Grilled/Baked Black Promfret with Sambal

Grilled Sambal Fish.jpg

1 medium Black Promfret/Seabass/stingray
Banana leaf
1 red onion – cut into rings
1-2 calamansi – halved

Marinade Ingredients
Juice of 1 calamansi
1/2 tsp salt
1 tsp corn flour

Pounded/blended Ingredients
8 shallots
3 cloves garlic
2 stalks lemongrass
1 inch belacan
6 fresh red chillies
4 pieces candlenut
1 tsp oil
50 ml oil

Seasoning Ingredients
1/2 tsp salt
1 tbsp sugar
Juice of 1 lime

1) Wash and clean fish.
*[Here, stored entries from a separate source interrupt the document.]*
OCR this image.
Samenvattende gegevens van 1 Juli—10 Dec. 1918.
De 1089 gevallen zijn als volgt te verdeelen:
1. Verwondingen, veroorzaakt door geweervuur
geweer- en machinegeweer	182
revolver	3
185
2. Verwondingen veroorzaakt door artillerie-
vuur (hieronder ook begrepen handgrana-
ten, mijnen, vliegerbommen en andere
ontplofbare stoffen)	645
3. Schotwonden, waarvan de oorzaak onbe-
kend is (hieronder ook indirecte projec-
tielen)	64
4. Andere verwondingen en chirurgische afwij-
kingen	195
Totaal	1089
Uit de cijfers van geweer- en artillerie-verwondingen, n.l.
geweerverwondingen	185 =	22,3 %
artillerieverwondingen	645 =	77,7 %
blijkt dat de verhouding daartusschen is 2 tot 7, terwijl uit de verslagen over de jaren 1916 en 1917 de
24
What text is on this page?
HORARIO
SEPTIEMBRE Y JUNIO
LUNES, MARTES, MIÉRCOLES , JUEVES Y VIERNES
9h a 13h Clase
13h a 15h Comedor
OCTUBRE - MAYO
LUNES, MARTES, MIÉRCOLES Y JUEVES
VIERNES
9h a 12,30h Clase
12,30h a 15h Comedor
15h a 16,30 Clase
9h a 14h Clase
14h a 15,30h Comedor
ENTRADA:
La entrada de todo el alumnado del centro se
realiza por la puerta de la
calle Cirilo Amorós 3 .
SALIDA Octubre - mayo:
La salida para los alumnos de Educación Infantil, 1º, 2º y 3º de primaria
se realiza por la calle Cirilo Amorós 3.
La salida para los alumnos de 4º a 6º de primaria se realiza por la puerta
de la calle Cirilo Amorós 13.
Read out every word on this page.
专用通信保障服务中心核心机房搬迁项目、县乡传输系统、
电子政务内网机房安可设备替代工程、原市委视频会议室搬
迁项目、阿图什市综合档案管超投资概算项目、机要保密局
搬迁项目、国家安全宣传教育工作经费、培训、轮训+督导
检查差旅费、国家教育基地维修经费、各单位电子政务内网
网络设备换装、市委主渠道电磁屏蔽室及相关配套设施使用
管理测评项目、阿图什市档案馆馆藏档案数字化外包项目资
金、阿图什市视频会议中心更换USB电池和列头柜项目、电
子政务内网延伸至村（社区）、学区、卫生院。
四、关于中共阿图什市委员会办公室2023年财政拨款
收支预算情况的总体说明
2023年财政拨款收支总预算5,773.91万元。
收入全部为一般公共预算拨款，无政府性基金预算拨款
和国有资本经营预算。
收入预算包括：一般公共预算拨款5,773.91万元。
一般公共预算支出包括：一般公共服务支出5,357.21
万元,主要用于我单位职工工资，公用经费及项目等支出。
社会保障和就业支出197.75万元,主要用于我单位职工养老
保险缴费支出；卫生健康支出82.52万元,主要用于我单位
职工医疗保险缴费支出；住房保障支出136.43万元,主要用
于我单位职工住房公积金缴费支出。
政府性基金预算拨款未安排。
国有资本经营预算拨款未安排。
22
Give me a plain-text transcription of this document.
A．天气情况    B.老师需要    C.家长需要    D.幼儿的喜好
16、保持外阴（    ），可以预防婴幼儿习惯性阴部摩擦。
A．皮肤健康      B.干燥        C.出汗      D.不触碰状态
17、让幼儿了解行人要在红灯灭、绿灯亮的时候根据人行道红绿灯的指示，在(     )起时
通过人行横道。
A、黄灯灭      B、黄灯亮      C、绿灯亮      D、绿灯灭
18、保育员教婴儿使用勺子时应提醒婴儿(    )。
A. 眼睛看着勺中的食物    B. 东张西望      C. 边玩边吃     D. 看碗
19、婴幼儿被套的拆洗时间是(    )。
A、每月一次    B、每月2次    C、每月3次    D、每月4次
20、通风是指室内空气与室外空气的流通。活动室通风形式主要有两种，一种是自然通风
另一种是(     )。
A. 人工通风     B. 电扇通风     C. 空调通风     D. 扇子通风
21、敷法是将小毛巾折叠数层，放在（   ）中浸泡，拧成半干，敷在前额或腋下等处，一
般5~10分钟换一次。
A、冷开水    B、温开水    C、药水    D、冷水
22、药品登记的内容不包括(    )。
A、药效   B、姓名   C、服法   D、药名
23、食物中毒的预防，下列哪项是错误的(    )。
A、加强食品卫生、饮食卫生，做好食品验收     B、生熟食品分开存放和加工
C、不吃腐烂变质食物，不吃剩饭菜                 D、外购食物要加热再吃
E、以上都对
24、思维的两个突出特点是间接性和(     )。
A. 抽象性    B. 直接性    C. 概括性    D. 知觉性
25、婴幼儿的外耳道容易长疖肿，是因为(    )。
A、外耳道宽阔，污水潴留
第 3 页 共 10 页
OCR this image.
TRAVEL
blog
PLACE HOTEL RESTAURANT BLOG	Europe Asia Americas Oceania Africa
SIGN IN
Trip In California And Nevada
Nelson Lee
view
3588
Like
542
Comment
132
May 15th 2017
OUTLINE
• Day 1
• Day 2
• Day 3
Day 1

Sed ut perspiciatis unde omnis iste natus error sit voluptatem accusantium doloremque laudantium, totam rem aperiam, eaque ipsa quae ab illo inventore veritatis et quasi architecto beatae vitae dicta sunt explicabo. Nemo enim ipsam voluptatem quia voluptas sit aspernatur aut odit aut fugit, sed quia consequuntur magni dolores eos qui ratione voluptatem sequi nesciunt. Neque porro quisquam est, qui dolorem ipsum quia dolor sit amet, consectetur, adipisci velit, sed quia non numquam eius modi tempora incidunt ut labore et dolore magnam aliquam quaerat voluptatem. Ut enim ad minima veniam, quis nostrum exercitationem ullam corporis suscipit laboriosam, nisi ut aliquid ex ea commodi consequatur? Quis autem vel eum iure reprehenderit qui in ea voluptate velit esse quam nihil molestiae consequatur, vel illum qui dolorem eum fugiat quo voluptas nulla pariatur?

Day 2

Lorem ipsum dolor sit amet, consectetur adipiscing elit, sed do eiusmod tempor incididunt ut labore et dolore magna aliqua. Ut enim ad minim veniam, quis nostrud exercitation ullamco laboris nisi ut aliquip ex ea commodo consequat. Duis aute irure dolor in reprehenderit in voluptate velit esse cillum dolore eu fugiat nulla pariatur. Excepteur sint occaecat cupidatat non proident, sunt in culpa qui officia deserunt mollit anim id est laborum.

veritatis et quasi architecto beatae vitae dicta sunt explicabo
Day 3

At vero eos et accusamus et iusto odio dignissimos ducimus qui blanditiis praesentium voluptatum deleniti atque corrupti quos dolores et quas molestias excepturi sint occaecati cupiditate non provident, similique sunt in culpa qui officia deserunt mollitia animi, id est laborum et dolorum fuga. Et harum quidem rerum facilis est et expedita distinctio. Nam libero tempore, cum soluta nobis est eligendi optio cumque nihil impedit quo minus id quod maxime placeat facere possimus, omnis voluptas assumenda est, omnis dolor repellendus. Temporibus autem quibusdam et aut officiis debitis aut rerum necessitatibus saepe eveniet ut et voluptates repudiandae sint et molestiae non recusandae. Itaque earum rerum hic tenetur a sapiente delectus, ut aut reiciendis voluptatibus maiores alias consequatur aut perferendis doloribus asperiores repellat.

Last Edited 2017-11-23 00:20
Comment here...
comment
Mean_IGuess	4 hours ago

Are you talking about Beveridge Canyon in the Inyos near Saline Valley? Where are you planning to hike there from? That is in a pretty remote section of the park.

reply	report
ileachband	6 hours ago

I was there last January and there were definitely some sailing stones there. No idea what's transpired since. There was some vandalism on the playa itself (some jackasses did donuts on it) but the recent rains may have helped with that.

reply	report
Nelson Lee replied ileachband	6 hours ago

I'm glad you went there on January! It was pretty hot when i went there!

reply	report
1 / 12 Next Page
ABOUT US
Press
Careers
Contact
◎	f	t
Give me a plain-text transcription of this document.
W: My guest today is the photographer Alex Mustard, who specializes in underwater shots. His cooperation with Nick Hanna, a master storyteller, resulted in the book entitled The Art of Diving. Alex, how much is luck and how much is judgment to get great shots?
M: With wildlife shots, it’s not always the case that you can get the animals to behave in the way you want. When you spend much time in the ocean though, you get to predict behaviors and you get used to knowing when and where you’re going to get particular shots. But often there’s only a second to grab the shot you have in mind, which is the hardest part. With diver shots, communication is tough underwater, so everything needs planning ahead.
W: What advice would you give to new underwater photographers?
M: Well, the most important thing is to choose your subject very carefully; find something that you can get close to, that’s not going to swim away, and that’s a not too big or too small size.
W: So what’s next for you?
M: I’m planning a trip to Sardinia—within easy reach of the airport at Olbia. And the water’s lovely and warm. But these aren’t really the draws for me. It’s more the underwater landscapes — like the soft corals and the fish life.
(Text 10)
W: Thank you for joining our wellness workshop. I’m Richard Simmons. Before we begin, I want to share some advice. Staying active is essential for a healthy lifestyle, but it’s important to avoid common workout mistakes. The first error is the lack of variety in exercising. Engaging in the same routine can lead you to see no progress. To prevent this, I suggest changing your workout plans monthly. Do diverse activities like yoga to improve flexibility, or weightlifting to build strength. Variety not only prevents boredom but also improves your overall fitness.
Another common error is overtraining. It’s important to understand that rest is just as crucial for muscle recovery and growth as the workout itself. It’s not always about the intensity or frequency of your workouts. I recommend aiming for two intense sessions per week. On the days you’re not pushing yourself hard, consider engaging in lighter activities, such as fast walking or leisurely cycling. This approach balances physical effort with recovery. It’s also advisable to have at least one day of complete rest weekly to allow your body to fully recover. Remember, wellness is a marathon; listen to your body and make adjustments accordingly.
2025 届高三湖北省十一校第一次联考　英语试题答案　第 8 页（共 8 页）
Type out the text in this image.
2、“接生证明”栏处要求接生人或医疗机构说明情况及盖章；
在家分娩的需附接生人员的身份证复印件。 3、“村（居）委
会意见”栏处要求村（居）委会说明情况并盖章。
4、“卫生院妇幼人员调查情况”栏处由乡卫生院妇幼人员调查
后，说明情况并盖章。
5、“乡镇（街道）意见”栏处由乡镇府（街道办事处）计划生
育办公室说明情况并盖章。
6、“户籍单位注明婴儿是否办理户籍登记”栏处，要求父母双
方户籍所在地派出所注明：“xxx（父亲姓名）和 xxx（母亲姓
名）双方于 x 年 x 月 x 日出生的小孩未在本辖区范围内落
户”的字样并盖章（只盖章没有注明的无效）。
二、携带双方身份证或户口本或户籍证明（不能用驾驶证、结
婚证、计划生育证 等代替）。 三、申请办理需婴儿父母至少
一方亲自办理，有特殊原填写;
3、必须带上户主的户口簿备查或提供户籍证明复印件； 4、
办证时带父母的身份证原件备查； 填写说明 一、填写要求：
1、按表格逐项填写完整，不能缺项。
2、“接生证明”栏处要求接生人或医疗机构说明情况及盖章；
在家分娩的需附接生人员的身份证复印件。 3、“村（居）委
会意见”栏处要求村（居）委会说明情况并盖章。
Season fish with marinade ingredients and set aside for 1 hour.
2) Heat oil in a wok and fry the fish till golden, dish out and place on a piece of banana leaf.
3) Heat 2 tbsp oil and saute pounded/blended ingredients till aromatic and a bit dry, add in seasoning ingredients and stir to mix evenly, adjust taste to your preference.
4) Spread the cooked paste over the fish and wrap it up, secure with toothpick.
5) Grilled/baked in a pre heated oven (230 C) for 20 minutes. Serve hot with cut ring onions and calamansi.